Vini é filho da hippie Inês (Gilda Nomacce) e por influência dela faz parte de um grupo de teatro experimental. Ele tem dificuldades de aceitar que o namorado, Julio, quer um relacionamento aberto. Quando um ator de cinema e televisão, Rael, se junta ao grupo de teatro, Vini começa a pensar na possibilidade do relacionamento aberto… e a questionar a heterossexualidade que Rael performa para a mídia e para os fãs.

Maia é programadora numa empresa de transporte por aplicativo. Ela fica sabendo sobre um caso de um motorista que assediou uma passageira e resolve conversar sobre isso com seus superiores. Uma gerente, de início, não quer falar sobre o assunto, mas vendo-se acuada menciona o caso. A mulher, entretanto, diz que pesquisou sobre a vítima do assédio e que ela não pode ser levada a sério porque “sai de madrugada, vive pedindo carro depois das baladas”. Maia descobre o nome e endereço do assediador e, junto com Rafa, decide fazer justiça com as próprias mãos, pichando a casa do homem — curiosamente, casa de número 17 com a bandeira do Brasil pendurada na janela e cartazes sobre nióbio colados na parede…
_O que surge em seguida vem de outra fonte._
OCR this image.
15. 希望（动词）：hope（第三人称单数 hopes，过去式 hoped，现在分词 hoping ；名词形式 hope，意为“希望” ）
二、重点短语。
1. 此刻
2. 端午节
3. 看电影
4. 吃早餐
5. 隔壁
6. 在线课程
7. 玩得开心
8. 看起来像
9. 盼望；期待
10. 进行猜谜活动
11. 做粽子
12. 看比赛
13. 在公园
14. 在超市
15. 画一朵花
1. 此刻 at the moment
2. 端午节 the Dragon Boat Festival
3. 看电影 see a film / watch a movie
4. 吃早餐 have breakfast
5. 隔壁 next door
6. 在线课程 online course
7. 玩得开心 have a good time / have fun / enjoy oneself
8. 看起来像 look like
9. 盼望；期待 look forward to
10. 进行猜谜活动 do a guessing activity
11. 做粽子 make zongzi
Rafa só percebe seu privilégio em uma roda de conversa com outras pessoas LGBTQ+ — Rafa narra seu “sofrimento” para o pai aceitar sua não-binariedade e lhe dar um cartão de crédito para passar seis meses em São Paulo, enquanto as outras pessoas ao seu redor já foram presas, violentadas, expulsas de casa e tratadas como se não fossem gente.

Mesmo sendo homossexual, Vini não escapa de ser preconceituoso. Ele demonstra isso quando faz piadas com a não-binariedade de Rafa e quando chama o grupo de feministas do qual Maia faz parte de “feminazis”. Prova de que ninguém nasce com a mente aberta: conhecimento e desconstrução são processos constantes.
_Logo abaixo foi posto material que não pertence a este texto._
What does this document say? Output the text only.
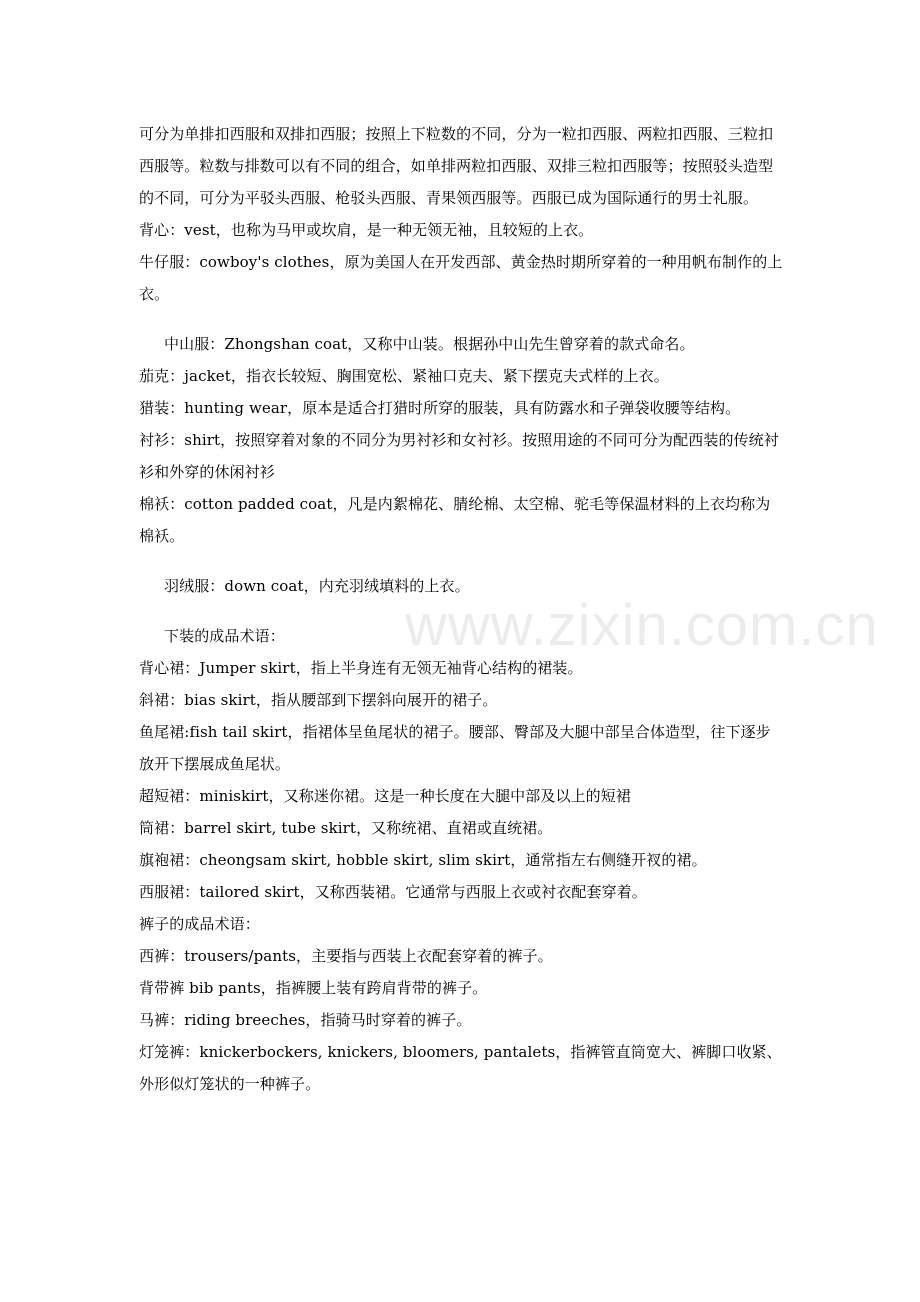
www.zixin.com.cn

可分为单排扣西服和双排扣西服；按照上下粒数的不同，分为一粒扣西服、两粒扣西服、三粒扣西服等。粒数与排数可以有不同的组合，如单排两粒扣西服、双排三粒扣西服等；按照驳头造型的不同，可分为平驳头西服、枪驳头西服、青果领西服等。西服已成为国际通行的男士礼服。

背心：vest，也称为马甲或坎肩，是一种无领无袖，且较短的上衣。

牛仔服：cowboy's clothes，原为美国人在开发西部、黄金热时期所穿着的一种用帆布制作的上衣。

中山服：Zhongshan coat，又称中山装。根据孙中山先生曾穿着的款式命名。

茄克：jacket，指衣长较短、胸围宽松、紧袖口克夫、紧下摆克夫式样的上衣。

猎装：hunting wear，原本是适合打猎时所穿的服装，具有防露水和子弹袋收腰等结构。

衬衫：shirt，按照穿着对象的不同分为男衬衫和女衬衫。按照用途的不同可分为配西装的传统衬衫和外穿的休闲衬衫

棉袄：cotton padded coat，凡是内絮棉花、腈纶棉、太空棉、驼毛等保温材料的上衣均称为棉袄。

羽绒服：down coat，内充羽绒填料的上衣。

下装的成品术语：

背心裙：Jumper skirt，指上半身连有无领无袖背心结构的裙装。

斜裙：bias skirt，指从腰部到下摆斜向展开的裙子。

鱼尾裙:fish tail skirt，指裙体呈鱼尾状的裙子。腰部、臀部及大腿中部呈合体造型，往下逐步放开下摆展成鱼尾状。

超短裙：miniskirt，又称迷你裙。这是一种长度在大腿中部及以上的短裙

筒裙：barrel skirt, tube skirt，又称统裙、直裙或直统裙。

旗袍裙：cheongsam skirt, hobble skirt, slim skirt，通常指左右侧缝开衩的裙。

西服裙：tailored skirt，又称西装裙。它通常与西服上衣或衬衣配套穿着。

裤子的成品术语：

西裤：trousers/pants，主要指与西装上衣配套穿着的裤子。

背带裤 bib pants，指裤腰上装有跨肩背带的裤子。

马裤：riding breeches，指骑马时穿着的裤子。

灯笼裤：knickerbockers, knickers, bloomers, pantalets，指裤管直筒宽大、裤脚口收紧、外形似灯笼状的一种裤子。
Alguns espectadores reclamaram do excesso de didatismo da série. Eu, entretanto, não me incomodei com os momentos mais didáticos, e inclusive aprendi com eles.

Escrita e dirigida pela dupla Heitor Dhalia e Vera Egito, a série inovou ao mostrar a primeira cena de sexo entre duas pessoas não-binárias na televisão. A ideia da série partiu de Vera, que desde 2016 começou a se interessar pela quebra de barreiras na maneira como compreendemos o gênero.

Embora Rafa seja interpretade por uma atriz cisgênero — Clara Gallo, que foi a protagonista do filme “Califórnia” (2015), da diretora Marina Person — há pessoas não-binárias no elenco: Xád Sassará e Flow Kountouriotis, que interpretam respectivamente Juno e X, tatuadores. Além delxs, temos as pessoas reais na roda de conversa da qual Rafa participa.

Por ser uma produção da HBO — canal que não faz parte dos pacotes básicos da TV a cabo — “Todxs Nós” corre o risco de chegar a um público reduzido e já convertido para a causa LGBTQ+. Espero que o debate não fique só entre os que já se interessam pela causa, afinal, combater a LGBTfobia faz-se mais necessário do que nunca. O Brasil é um dos países mais perigosos do mundo para a população LGBTQ+, e Rafa não escapa desta estatística: elx é atacade após ficar com uma menina na balada, causando ciúmes em um garoto que estava interessado na menina. A masculinidade ferida dos homofóbicos pode ser perigosíssima para os LGBTQ+.

A primeira temporada de “Todxs Nós” terminou com ganchos e um grande entrosamento entre seus personagens, que se tornaram uma verdadeira família — porque família deixou de ser papai, mamãe e filhinhos faz tempo. Esperamos que venham mais temporadas. Até lá, temos ainda muitos preconceitos para combater. Vamos juntxs!